L’étude de l’Iref en exclusivité sur le site du magazine Le Point
Et c’est reparti pour un tour ! Sébastien Lecornu, nouveau Premier ministre après la chute de François Bayrou, aura, comme son prédécesseur, la lourde tâche de présenter un budget pour l’exercice 2026 devant une Assemblée plus divisée que jamais.
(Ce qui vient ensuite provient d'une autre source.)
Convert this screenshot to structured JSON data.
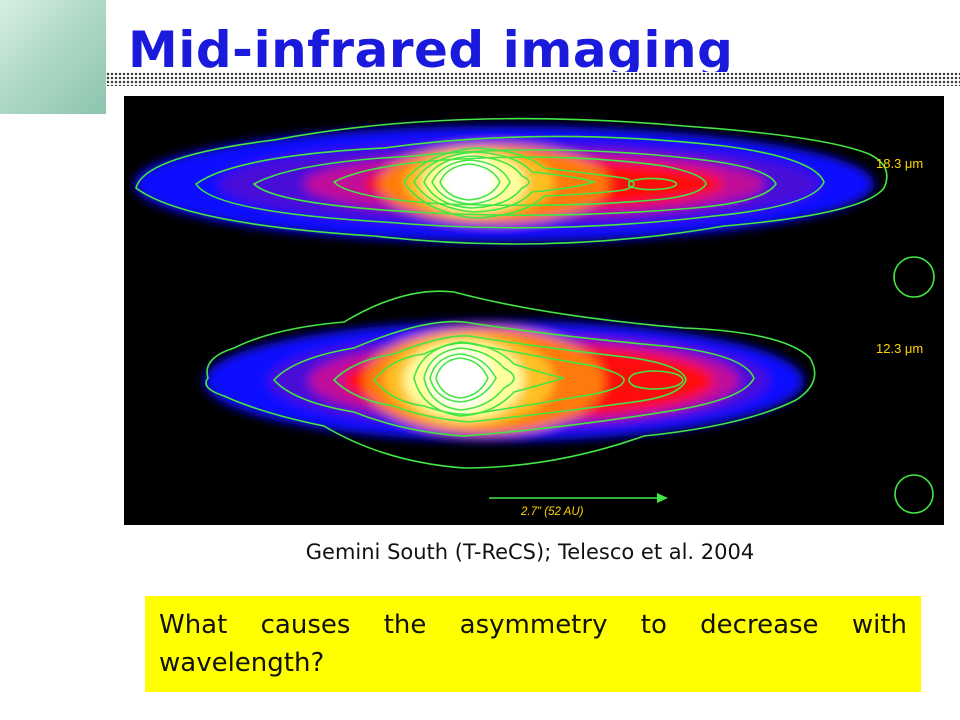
{
  "slide": {
    "title": "Mid-infrared imaging",
    "credit": "Gemini South (T-ReCS); Telesco et al. 2004",
    "question": "What causes the asymmetry to decrease with wavelength?"
  },
  "figure": {
    "labels": {
      "upper_wavelength": "18.3 μm",
      "lower_wavelength": "12.3 μm",
      "scale_bar": "2.7\" (52 AU)"
    },
    "colors": {
      "contour": "#44e644",
      "background": "#000000"
    },
    "heat_colors": [
      "#1010ff",
      "#4a10d8",
      "#c0109a",
      "#ff1010",
      "#ff7a10",
      "#ffc020",
      "#ffffa0",
      "#ffffff"
    ]
  },
  "theme": {
    "title_color": "#1a1adc",
    "highlight_color": "#ffff00",
    "corner_color": "#a9d6c3"
  }
}
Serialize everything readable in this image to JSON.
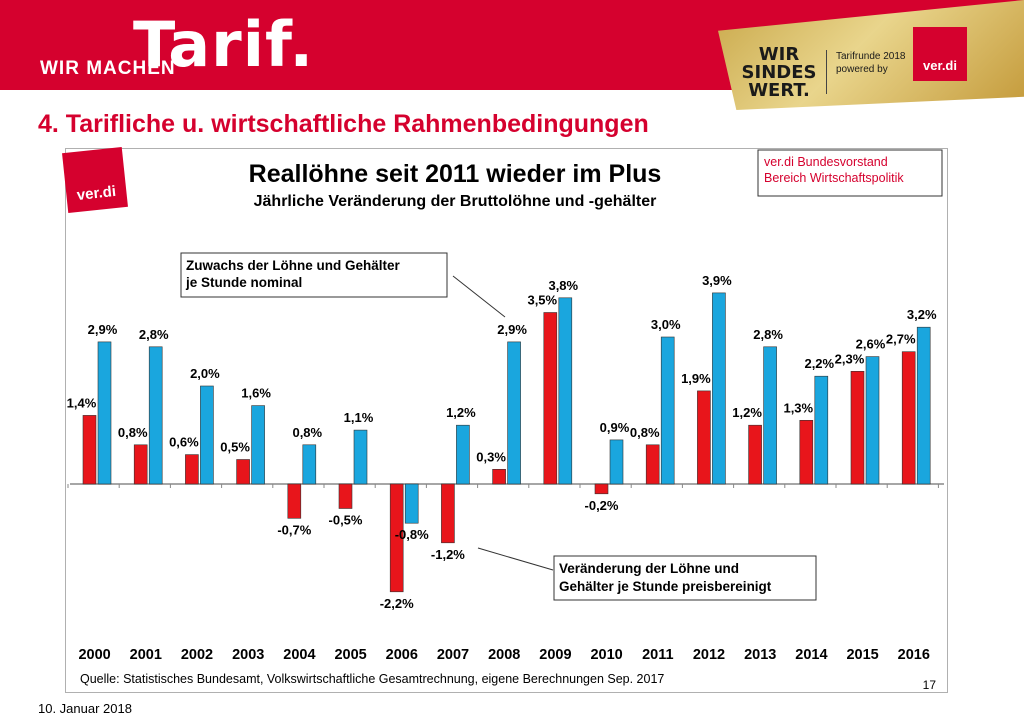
{
  "header": {
    "tagline": "WIR MACHEN",
    "brand": "Tarif.",
    "campaign_lines": [
      "WIR",
      "SINDES",
      "WERT."
    ],
    "campaign_sub_1": "Tarifrunde 2018",
    "campaign_sub_2": "powered by",
    "logo_text": "ver.di"
  },
  "slide": {
    "title": "4. Tarifliche u. wirtschaftliche Rahmenbedingungen",
    "date": "10. Januar 2018",
    "logo_text": "ver.di"
  },
  "chart_data": {
    "type": "bar",
    "title": "Reallöhne seit 2011 wieder im Plus",
    "subtitle": "Jährliche Veränderung der Bruttolöhne und -gehälter",
    "categories": [
      "2000",
      "2001",
      "2002",
      "2003",
      "2004",
      "2005",
      "2006",
      "2007",
      "2008",
      "2009",
      "2010",
      "2011",
      "2012",
      "2013",
      "2014",
      "2015",
      "2016"
    ],
    "series": [
      {
        "name": "Veränderung der Löhne und Gehälter je Stunde preisbereinigt",
        "color": "#e8151b",
        "values": [
          1.4,
          0.8,
          0.6,
          0.5,
          -0.7,
          -0.5,
          -2.2,
          -1.2,
          0.3,
          3.5,
          -0.2,
          0.8,
          1.9,
          1.2,
          1.3,
          2.3,
          2.7
        ],
        "labels": [
          "1,4%",
          "0,8%",
          "0,6%",
          "0,5%",
          "-0,7%",
          "-0,5%",
          "-2,2%",
          "-1,2%",
          "0,3%",
          "3,5%",
          "-0,2%",
          "0,8%",
          "1,9%",
          "1,2%",
          "1,3%",
          "2,3%",
          "2,7%"
        ]
      },
      {
        "name": "Zuwachs der Löhne und Gehälter je Stunde nominal",
        "color": "#1aa6de",
        "values": [
          2.9,
          2.8,
          2.0,
          1.6,
          0.8,
          1.1,
          -0.8,
          1.2,
          2.9,
          3.8,
          0.9,
          3.0,
          3.9,
          2.8,
          2.2,
          2.6,
          3.2
        ],
        "labels": [
          "2,9%",
          "2,8%",
          "2,0%",
          "1,6%",
          "0,8%",
          "1,1%",
          "-0,8%",
          "1,2%",
          "2,9%",
          "3,8%",
          "0,9%",
          "3,0%",
          "3,9%",
          "2,8%",
          "2,2%",
          "2,6%",
          "3,2%"
        ]
      }
    ],
    "annotations": {
      "nominal_lines": [
        "Zuwachs der Löhne und Gehälter",
        "je Stunde nominal"
      ],
      "real_lines": [
        "Veränderung der Löhne und",
        "Gehälter je Stunde preisbereinigt"
      ],
      "source_lines": [
        "ver.di Bundesvorstand",
        "Bereich Wirtschaftspolitik"
      ]
    },
    "footer_source": "Quelle: Statistisches Bundesamt, Volkswirtschaftliche Gesamtrechnung, eigene Berechnungen Sep. 2017",
    "page_number": "17",
    "ylim": [
      -2.4,
      4.2
    ],
    "grid": false,
    "legend": "callouts"
  }
}
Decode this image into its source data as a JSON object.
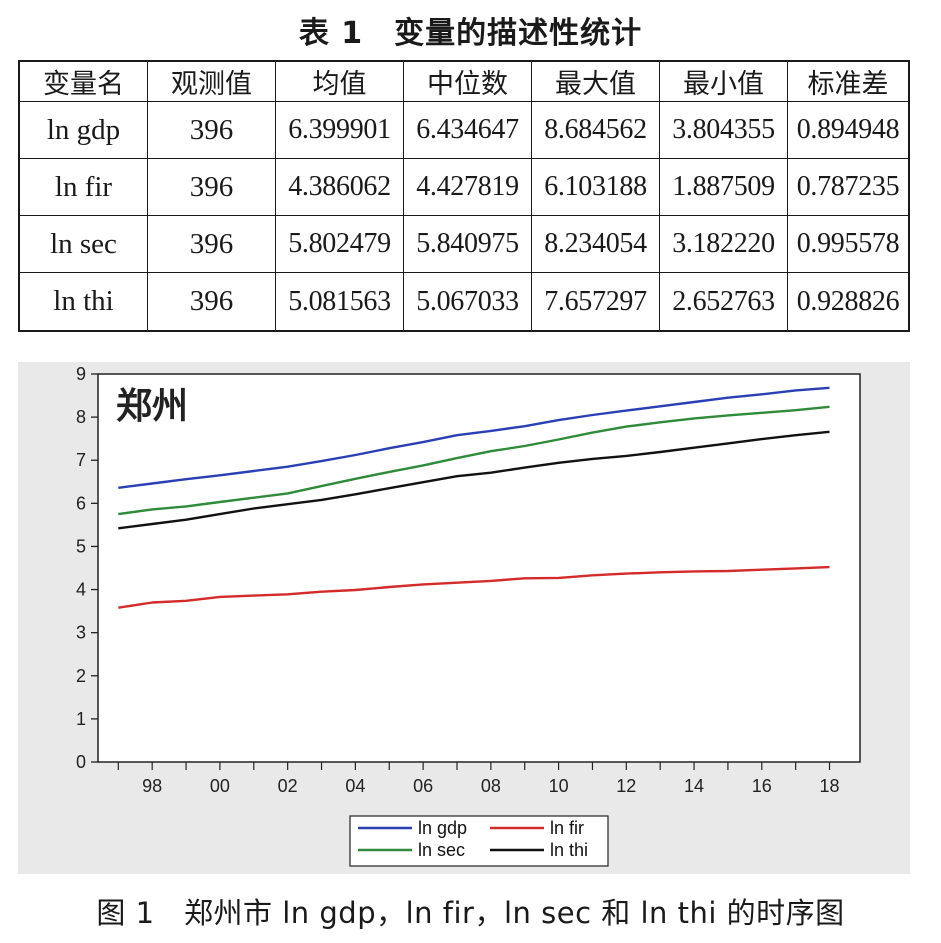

Le point de départ reste le même : la dette publique se creuse toujours davantage, la France est toujours placée en procédure de déficit excessif par l’Union européenne et elle doit, pour en sortir, présenter un déficit public représentant au maximum 4,6 % du PIB, ce qui suppose de réaliser d’importantes économies, notamment sur le fonctionnement de l’État.
Dans ce contexte financier préoccupant, alors que chacun scrute le verdict de l’agence de notation Fitch et que la France s’endette désormais à un coût supérieur à celui de l’Italie, l’Institut de recherches économiques et fiscales (Iref) publie une étude instructive : « Agences d’État : diagnostic critique et pistes de réformes ». Dans ce document, que Le Point s’est procuré en exclusivité, le laboratoire d’idées d’obédience libérale évalue à au moins 8 milliards d’euros par an le gisement d’économies que la France pourrait réaliser si elle osait s’attaquer à ces agences coûteuses, disséminées en près de 1 200 entités, réparties entre opérateurs et organismes divers de l’administration centrale (Odac), constituant selon l’Iref un « système bureaucratique en dérive ».
2 réponses
La dérive des agences de l’eau est un vrai « scandale ».
Crées par de Gaulle et Pisani, elles devaient installer un principe pollueur payeur au niveau de chaque grands bassins versants de France, 6 au total. Les « pollueurs » étaient taxés et l’argent venait en subvention pour financer les collectivités locales réalisant des égouts et stations de traitement.
C’est pourquoi elles s’appelaient « Agence financière de bassin ». La mission était dans le titre.
Mais on a supprimé le mot « financière » et le mot « bassin » instituant une évidente solidarité au niveau de chaque « bassin ».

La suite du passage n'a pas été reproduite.